Sunitinib and sorafenib can be safely given to patients with renal insufficiency, provided adequate monitoring of renal function. For those patients developing an increase in Cr, dose modifications may be required to allow continuation of therapy. The clinical outcome of patients with baseline renal dysfunction and patients who develop renal dysfunction does not appear to be compromised.

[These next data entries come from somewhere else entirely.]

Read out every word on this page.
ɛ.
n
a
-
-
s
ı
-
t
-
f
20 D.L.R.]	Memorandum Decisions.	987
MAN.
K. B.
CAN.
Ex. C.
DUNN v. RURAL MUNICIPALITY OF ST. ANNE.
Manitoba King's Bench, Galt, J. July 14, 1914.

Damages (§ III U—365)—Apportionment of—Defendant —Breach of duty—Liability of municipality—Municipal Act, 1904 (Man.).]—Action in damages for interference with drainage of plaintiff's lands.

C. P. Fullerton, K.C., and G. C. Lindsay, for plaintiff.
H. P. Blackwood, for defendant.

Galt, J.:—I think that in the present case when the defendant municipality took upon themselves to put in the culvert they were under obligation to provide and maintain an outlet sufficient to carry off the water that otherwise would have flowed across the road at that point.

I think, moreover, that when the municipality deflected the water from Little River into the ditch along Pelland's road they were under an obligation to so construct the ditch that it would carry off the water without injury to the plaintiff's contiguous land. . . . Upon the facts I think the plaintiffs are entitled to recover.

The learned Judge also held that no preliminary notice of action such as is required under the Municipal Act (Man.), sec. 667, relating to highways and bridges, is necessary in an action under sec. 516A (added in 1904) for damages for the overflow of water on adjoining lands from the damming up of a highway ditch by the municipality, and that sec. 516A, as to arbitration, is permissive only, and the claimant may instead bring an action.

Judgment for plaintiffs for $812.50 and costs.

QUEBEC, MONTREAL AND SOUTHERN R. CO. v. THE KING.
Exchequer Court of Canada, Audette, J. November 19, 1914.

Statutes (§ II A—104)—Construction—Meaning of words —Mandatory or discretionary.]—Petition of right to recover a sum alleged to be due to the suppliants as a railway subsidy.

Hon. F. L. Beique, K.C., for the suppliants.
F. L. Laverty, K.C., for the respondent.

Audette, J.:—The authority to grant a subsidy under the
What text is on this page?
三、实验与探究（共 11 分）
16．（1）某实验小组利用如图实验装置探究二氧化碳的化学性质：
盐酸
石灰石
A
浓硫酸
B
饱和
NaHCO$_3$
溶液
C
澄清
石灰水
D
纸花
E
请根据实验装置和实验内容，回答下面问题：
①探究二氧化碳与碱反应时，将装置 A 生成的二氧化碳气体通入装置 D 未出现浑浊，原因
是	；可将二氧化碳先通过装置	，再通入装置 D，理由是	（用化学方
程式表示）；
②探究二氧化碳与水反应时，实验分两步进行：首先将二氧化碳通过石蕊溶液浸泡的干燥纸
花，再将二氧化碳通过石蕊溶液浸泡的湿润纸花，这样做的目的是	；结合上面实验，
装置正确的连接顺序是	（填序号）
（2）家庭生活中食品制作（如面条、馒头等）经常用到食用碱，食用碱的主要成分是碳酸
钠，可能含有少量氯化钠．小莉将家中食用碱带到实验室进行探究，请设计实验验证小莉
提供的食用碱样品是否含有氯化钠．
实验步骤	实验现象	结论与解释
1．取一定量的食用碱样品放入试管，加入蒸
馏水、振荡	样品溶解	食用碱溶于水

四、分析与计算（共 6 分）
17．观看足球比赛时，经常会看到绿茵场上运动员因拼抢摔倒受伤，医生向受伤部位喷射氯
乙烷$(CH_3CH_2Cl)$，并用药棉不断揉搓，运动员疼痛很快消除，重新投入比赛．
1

虽然舒尼替尼和索拉非尼治疗转移性肾细胞癌(mRCC)的临床试验纳入了有中度肾功能不全(RI)的患者,但尚未广泛报道其治疗引起的肾毒性发生率以及这些药物在更严重肾功能不全患者中的安全性。
本研究确定了接受血管内皮生长因子靶向治疗的 mRCC 患者,这些患者在治疗开始时即有 RI,或在治疗期间发生 RI。RI 定义为血清肌酐(Cr)>或=1.9mg/dl 或治疗前 3 个月 CrCl<60ml/min/1.73m2。同时还测量了治疗的客观疗效和毒性作用。
共确定了 39 例患者:21 例患者在开始治疗时就有 RI,18 例患者在治疗期间发生 RI。在开始治疗时就有 RI 的患者中,Cr 增加了 57%,48%的患者需要减少剂量。最大 RI 出现的中位时间为 6.6 个月(范围 0.4-19.6 个月)。在接受治疗期间发生 RI 的患者中,治疗开始时的中位血清 Cr 和 CrCl 分别为 1.5mg/dl(范围 1.1-1.8)和 61ml/min(范围 43-105)。患者的血清 Cr 中位数增加了 0.8mg/dl(范围 0.3-2.8),CrCl 中位数下降了 25ml/min(范围 8.54-64.76)。总的来说,5 例患者(24%)达到部分缓解(PR),13 例(62%)病情稳定(SD),3 例(14%)病情进展(PD)。估计无进展生存期(PFS)为 8.4 个月。最常见的毒性作用(所有等级)是疲劳(81%)、手足综合征(HFS)(52%)和腹泻(48%)。6 例患者发生 3 级毒性(29%),主要是 HFS。
在充分监测肾功能的情况下,舒尼替尼和索拉非尼可以安全地用于肾功能不全的患者。对于那些 Cr 升高的患者,可能需要调整剂量以允许继续治疗。基线肾功能不全的患者和发生肾功能不全的患者的临床结局似乎没有受到影响。